2. Security/Logic Flaw: World-Readable Private Keys
In src/fetch-certs.py, the code introduces a change that explicitly makes the SSL private key world-readable:
os.chmod('{}/fullchain.pem'.format(outdir), 0o644)
os.chmod('{}/privkey.pem'.format(outdir), 0o644)Private keys (privkey.pem) should never be 0644. Since the wpt-server user was properly added to the wpt-sync group in the Dockerfile, the permissions only need to be 0640 (read access for owner and group) to allow the server to read the certificate without making it world-readable.
|
This should be good to go again. @DanielRyanSmith |
DanielRyanSmith
left a comment
There was a problem hiding this comment.
Thanks for taking care of this 😊
This change stabilizes the WPT server cloud-native deployment by resolving persistent health check failures, unprivileged port binding conflicts, and migrating state to GCS.
Key Changes
WPT Server Deployment (cloud-init & Bridge Networking)

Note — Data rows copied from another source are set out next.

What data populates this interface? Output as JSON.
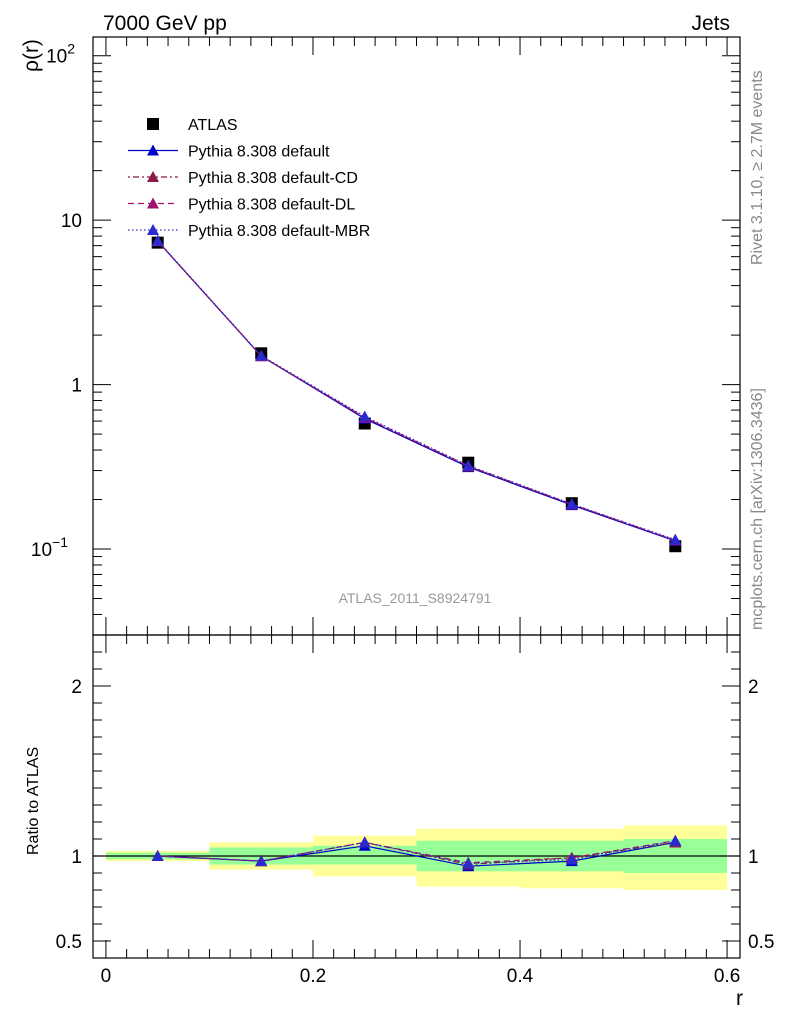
{
  "header": {
    "left": "7000 GeV pp",
    "right": "Jets"
  },
  "side_labels": {
    "rivet": "Rivet 3.1.10, ≥ 2.7M events",
    "mcplots": "mcplots.cern.ch [arXiv:1306.3436]"
  },
  "watermark": "ATLAS_2011_S8924791",
  "chart_data": [
    {
      "type": "line",
      "panel": "main",
      "ylabel": "ρ(r)",
      "yscale": "log",
      "ylim": [
        0.03,
        130
      ],
      "xlim": [
        -0.0125,
        0.6125
      ],
      "y_ticks": [
        {
          "value": 0.1,
          "base": "10",
          "exp": "−1"
        },
        {
          "value": 1,
          "base": "1",
          "exp": ""
        },
        {
          "value": 10,
          "base": "10",
          "exp": ""
        },
        {
          "value": 100,
          "base": "10",
          "exp": "2"
        }
      ],
      "legend_position": "top-left",
      "x": [
        0.05,
        0.15,
        0.25,
        0.35,
        0.45,
        0.55
      ],
      "series": [
        {
          "name": "ATLAS",
          "values": [
            7.3,
            1.55,
            0.58,
            0.335,
            0.19,
            0.104
          ],
          "color": "#000000",
          "marker": "square"
        },
        {
          "name": "Pythia 8.308 default",
          "values": [
            7.45,
            1.49,
            0.62,
            0.315,
            0.185,
            0.112
          ],
          "color": "#0000cc",
          "dash": "",
          "marker": "triangle"
        },
        {
          "name": "Pythia 8.308 default-CD",
          "values": [
            7.45,
            1.49,
            0.63,
            0.318,
            0.187,
            0.113
          ],
          "color": "#8b1a4a",
          "dash": "2 3 6 3",
          "marker": "triangle"
        },
        {
          "name": "Pythia 8.308 default-DL",
          "values": [
            7.45,
            1.49,
            0.63,
            0.32,
            0.187,
            0.113
          ],
          "color": "#a0106e",
          "dash": "6 4",
          "marker": "triangle"
        },
        {
          "name": "Pythia 8.308 default-MBR",
          "values": [
            7.5,
            1.5,
            0.64,
            0.322,
            0.188,
            0.114
          ],
          "color": "#2a2ad0",
          "dash": "1.5 2.5",
          "marker": "triangle"
        }
      ]
    },
    {
      "type": "line",
      "panel": "ratio",
      "ylabel": "Ratio to ATLAS",
      "xlabel": "r",
      "ylim": [
        0.4,
        2.3
      ],
      "xlim": [
        -0.0125,
        0.6125
      ],
      "x_ticks": [
        "0",
        "0.2",
        "0.4",
        "0.6"
      ],
      "y_ticks": [
        "0.5",
        "1",
        "2"
      ],
      "bins": [
        [
          0.0,
          0.1
        ],
        [
          0.1,
          0.2
        ],
        [
          0.2,
          0.3
        ],
        [
          0.3,
          0.4
        ],
        [
          0.4,
          0.5
        ],
        [
          0.5,
          0.6
        ]
      ],
      "band_stat": [
        [
          0.98,
          1.02
        ],
        [
          0.95,
          1.05
        ],
        [
          0.95,
          1.06
        ],
        [
          0.91,
          1.09
        ],
        [
          0.91,
          1.09
        ],
        [
          0.9,
          1.1
        ]
      ],
      "band_total": [
        [
          0.97,
          1.03
        ],
        [
          0.92,
          1.08
        ],
        [
          0.88,
          1.12
        ],
        [
          0.82,
          1.16
        ],
        [
          0.81,
          1.16
        ],
        [
          0.8,
          1.18
        ]
      ],
      "x": [
        0.05,
        0.15,
        0.25,
        0.35,
        0.45,
        0.55
      ],
      "series": [
        {
          "name": "Pythia 8.308 default",
          "values": [
            1.0,
            0.97,
            1.06,
            0.94,
            0.97,
            1.08
          ],
          "color": "#0000cc",
          "dash": ""
        },
        {
          "name": "Pythia 8.308 default-CD",
          "values": [
            1.0,
            0.97,
            1.08,
            0.95,
            0.99,
            1.08
          ],
          "color": "#8b1a4a",
          "dash": "2 3 6 3"
        },
        {
          "name": "Pythia 8.308 default-DL",
          "values": [
            1.0,
            0.97,
            1.08,
            0.96,
            0.99,
            1.09
          ],
          "color": "#a0106e",
          "dash": "6 4"
        },
        {
          "name": "Pythia 8.308 default-MBR",
          "values": [
            1.0,
            0.97,
            1.08,
            0.955,
            0.98,
            1.09
          ],
          "color": "#2a2ad0",
          "dash": "1.5 2.5"
        }
      ]
    }
  ]
}
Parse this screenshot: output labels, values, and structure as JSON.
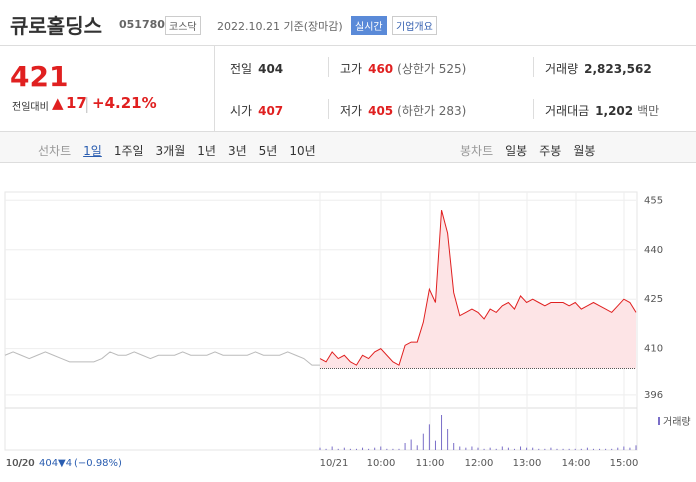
{
  "header": {
    "name": "큐로홀딩스",
    "code": "051780",
    "market": "코스닥",
    "date": "2022.10.21 기준(장마감)",
    "realtime": "실시간",
    "company": "기업개요"
  },
  "price": {
    "current": "421",
    "change_label": "전일대비",
    "change": "17",
    "rate": "+4.21%"
  },
  "stats": [
    [
      {
        "label": "전일",
        "value": "404",
        "extra": ""
      },
      {
        "label": "고가",
        "value": "460",
        "extra": "(상한가 525)"
      },
      {
        "label": "거래량",
        "value": "2,823,562",
        "extra": ""
      }
    ],
    [
      {
        "label": "시가",
        "value": "407",
        "extra": ""
      },
      {
        "label": "저가",
        "value": "405",
        "extra": "(하한가 283)"
      },
      {
        "label": "거래대금",
        "value": "1,202",
        "extra": "백만"
      }
    ]
  ],
  "tabs": {
    "line_label": "선차트",
    "periods": [
      "1일",
      "1주일",
      "3개월",
      "1년",
      "3년",
      "5년",
      "10년"
    ],
    "candle_label": "봉차트",
    "candles": [
      "일봉",
      "주봉",
      "월봉"
    ]
  },
  "chart_data": {
    "type": "line",
    "ylim": [
      392,
      456
    ],
    "yticks": [
      455,
      440,
      425,
      410,
      396
    ],
    "base": 404,
    "series": [
      {
        "name": "10/20",
        "color": "#bbbbbb",
        "values": [
          408,
          409,
          408,
          407,
          408,
          409,
          408,
          407,
          406,
          406,
          406,
          406,
          407,
          409,
          408,
          408,
          409,
          408,
          407,
          408,
          408,
          408,
          409,
          408,
          408,
          408,
          409,
          408,
          408,
          408,
          408,
          409,
          408,
          408,
          408,
          409,
          408,
          407,
          405,
          405
        ]
      },
      {
        "name": "10/21",
        "color": "#e02020",
        "values": [
          407,
          406,
          409,
          407,
          408,
          406,
          405,
          408,
          407,
          409,
          410,
          408,
          406,
          405,
          411,
          412,
          412,
          418,
          428,
          424,
          452,
          445,
          427,
          420,
          421,
          422,
          421,
          419,
          422,
          421,
          423,
          424,
          422,
          426,
          424,
          425,
          424,
          423,
          424,
          424,
          424,
          423,
          424,
          422,
          423,
          424,
          423,
          422,
          421,
          423,
          425,
          424,
          421
        ]
      }
    ],
    "volume": {
      "name": "거래량",
      "values": [
        2,
        1,
        3,
        1,
        2,
        1,
        1,
        2,
        1,
        2,
        3,
        1,
        1,
        1,
        6,
        9,
        4,
        14,
        22,
        8,
        30,
        18,
        6,
        3,
        2,
        3,
        2,
        1,
        2,
        1,
        3,
        2,
        1,
        3,
        2,
        2,
        1,
        1,
        2,
        1,
        1,
        1,
        1,
        1,
        2,
        1,
        1,
        1,
        1,
        2,
        3,
        2,
        4
      ]
    },
    "x_labels": [
      "10/20",
      "10/21",
      "10:00",
      "11:00",
      "12:00",
      "13:00",
      "14:00",
      "15:00"
    ],
    "footer": {
      "date": "10/20",
      "price": "404",
      "change": "▼4",
      "rate": "(−0.98%)"
    }
  }
}
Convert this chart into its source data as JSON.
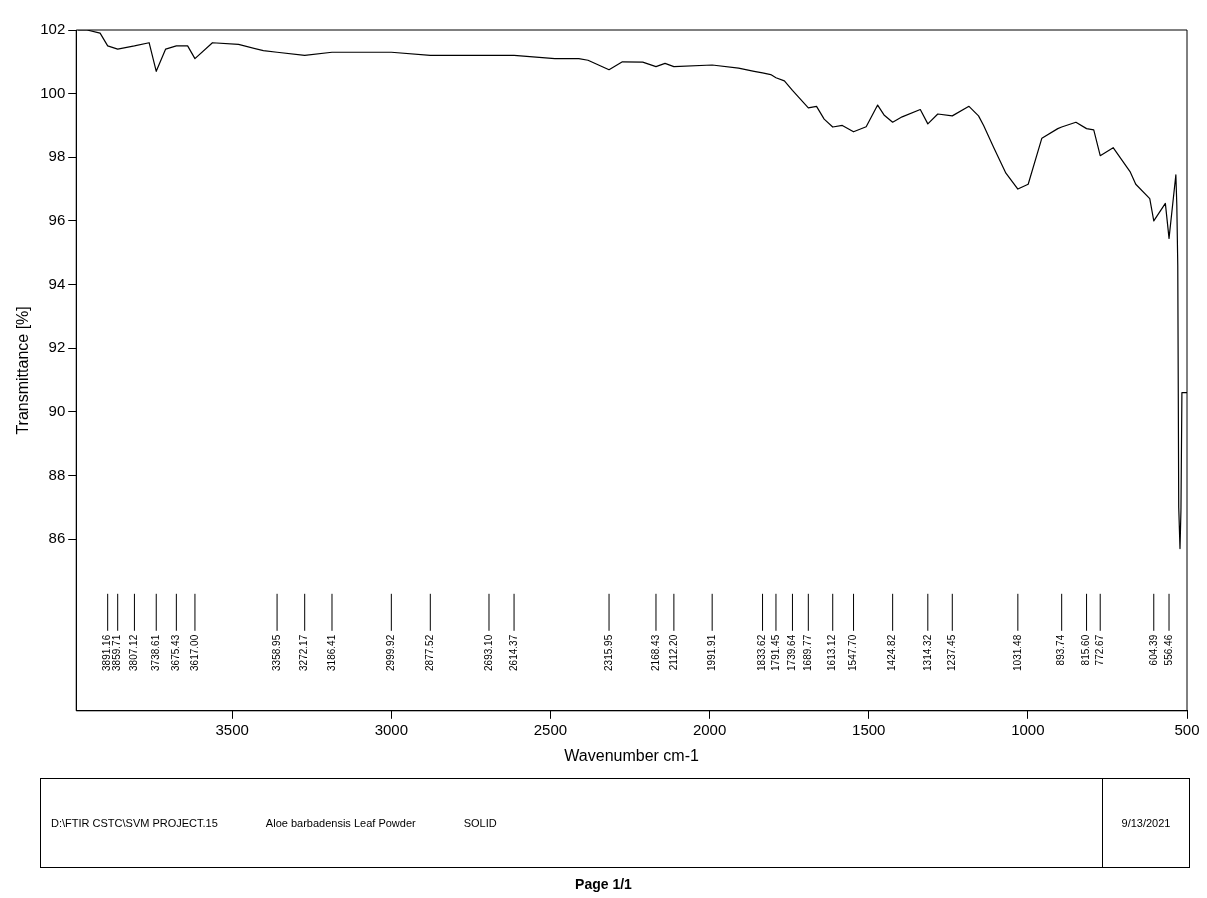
{
  "chart_data": {
    "type": "line",
    "xlabel": "Wavenumber cm-1",
    "ylabel": "Transmittance [%]",
    "xlim": [
      3990,
      500
    ],
    "xticks": [
      3500,
      3000,
      2500,
      2000,
      1500,
      1000,
      500
    ],
    "ylim": [
      80.6,
      102
    ],
    "yticks": [
      86,
      88,
      90,
      92,
      94,
      96,
      98,
      100,
      102
    ],
    "grid": false,
    "legend": false,
    "marker": "none",
    "line_style": "solid",
    "series": [
      {
        "color": "#000000",
        "x": [
          3985,
          3956,
          3915,
          3891.16,
          3859.71,
          3807.12,
          3761,
          3738.61,
          3709,
          3675.43,
          3640,
          3617.0,
          3562,
          3480,
          3402,
          3358.95,
          3272.17,
          3186.41,
          3148,
          2999.92,
          2877.52,
          2693.1,
          2614.37,
          2486,
          2411,
          2382,
          2315.95,
          2274,
          2210,
          2168.43,
          2140,
          2112.2,
          1991.91,
          1909,
          1860,
          1833.62,
          1808,
          1791.45,
          1765,
          1739.64,
          1689.77,
          1664,
          1640,
          1613.12,
          1583,
          1547.7,
          1508,
          1472,
          1452,
          1424.82,
          1395,
          1338,
          1314.32,
          1283,
          1237.45,
          1185,
          1155,
          1139,
          1107,
          1069,
          1031.48,
          999,
          956,
          906,
          893.74,
          849,
          815.6,
          793,
          772.67,
          732,
          679,
          661,
          617,
          604.39,
          568,
          556.46,
          535,
          532,
          529,
          526,
          522,
          519,
          516,
          500
        ],
        "values": [
          102.0,
          102.0,
          101.9,
          101.5,
          101.4,
          101.5,
          101.6,
          100.7,
          101.4,
          101.5,
          101.5,
          101.1,
          101.6,
          101.55,
          101.35,
          101.3,
          101.2,
          101.3,
          101.3,
          101.3,
          101.2,
          101.2,
          101.2,
          101.1,
          101.1,
          101.05,
          100.75,
          101.0,
          100.99,
          100.85,
          100.95,
          100.85,
          100.9,
          100.8,
          100.7,
          100.65,
          100.6,
          100.5,
          100.4,
          100.1,
          99.55,
          99.6,
          99.2,
          98.95,
          99.0,
          98.8,
          98.96,
          99.64,
          99.33,
          99.1,
          99.27,
          99.5,
          99.05,
          99.36,
          99.3,
          99.6,
          99.3,
          99.0,
          98.3,
          97.5,
          97.0,
          97.15,
          98.6,
          98.9,
          98.95,
          99.1,
          98.9,
          98.86,
          98.05,
          98.3,
          97.55,
          97.15,
          96.7,
          96.0,
          96.55,
          95.45,
          97.45,
          96.5,
          94.6,
          87.0,
          85.7,
          86.9,
          90.6,
          90.6
        ]
      }
    ],
    "annotations": [
      {
        "text": "3891.16",
        "x": 3891.16
      },
      {
        "text": "3859.71",
        "x": 3859.71
      },
      {
        "text": "3807.12",
        "x": 3807.12
      },
      {
        "text": "3738.61",
        "x": 3738.61
      },
      {
        "text": "3675.43",
        "x": 3675.43
      },
      {
        "text": "3617.00",
        "x": 3617.0
      },
      {
        "text": "3358.95",
        "x": 3358.95
      },
      {
        "text": "3272.17",
        "x": 3272.17
      },
      {
        "text": "3186.41",
        "x": 3186.41
      },
      {
        "text": "2999.92",
        "x": 2999.92
      },
      {
        "text": "2877.52",
        "x": 2877.52
      },
      {
        "text": "2693.10",
        "x": 2693.1
      },
      {
        "text": "2614.37",
        "x": 2614.37
      },
      {
        "text": "2315.95",
        "x": 2315.95
      },
      {
        "text": "2168.43",
        "x": 2168.43
      },
      {
        "text": "2112.20",
        "x": 2112.2
      },
      {
        "text": "1991.91",
        "x": 1991.91
      },
      {
        "text": "1833.62",
        "x": 1833.62
      },
      {
        "text": "1791.45",
        "x": 1791.45
      },
      {
        "text": "1739.64",
        "x": 1739.64
      },
      {
        "text": "1689.77",
        "x": 1689.77
      },
      {
        "text": "1613.12",
        "x": 1613.12
      },
      {
        "text": "1547.70",
        "x": 1547.7
      },
      {
        "text": "1424.82",
        "x": 1424.82
      },
      {
        "text": "1314.32",
        "x": 1314.32
      },
      {
        "text": "1237.45",
        "x": 1237.45
      },
      {
        "text": "1031.48",
        "x": 1031.48
      },
      {
        "text": "893.74",
        "x": 893.74
      },
      {
        "text": "815.60",
        "x": 815.6
      },
      {
        "text": "772.67",
        "x": 772.67
      },
      {
        "text": "604.39",
        "x": 604.39
      },
      {
        "text": "556.46",
        "x": 556.46
      },
      "D:\\FTIR CSTC\\SVM PROJECT.15",
      "Aloe barbadensis Leaf Powder",
      "SOLID",
      "9/13/2021",
      "Page 1/1"
    ]
  }
}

--net=hostto bridge networking: Removed--net=hostand added explicit port mappings (-p 80:8000,-p 443:8443, etc.) to let the Docker daemon (running as root on the host) bind to privileged ports and forward traffic to unprivileged WPT inside the container.sudodependencies.wpt-server(UID 1000) andwpt-sync(UID 1001) users.gitoperations inside home directories instead of/root.supervisordprocess execution withoutsudo.server_host: "0.0.0.0"inwpt-config.json.templateto force WPT to listen on all interfaces and ignore hostname resolution issues.autorestart=trueinsupervisord.confandRestartSec=5sin systemd to allow WPT to recover from transient failures after reboots.Infrastructure Alignment & Load Balancing
variables.tfto match what WPT actually uses internally for secondary services:wson port8001wsson port8002http2on port8003instance_group_managernamed ports to use standard bridge networking.Decommission Legacy Instances
container-startup-agentinstances (wpt_serversmanager and associated template) fromcompute.tfsince the newcloud-initinstances are now fullyHEALTHY.Terraform State Migration
gcsremote backend inversions.tfto store state ings://wpt-live-app-tfstate/terraform/state/default.tfstate.terraform.tfstatehas been deleted (and ignored in.gitignore).Verification Results
Running
gcloud compute target-pools get-health wpt-tot-app-load-balancingshows:All traffic is flowing correctly to the modern cloud-init instances!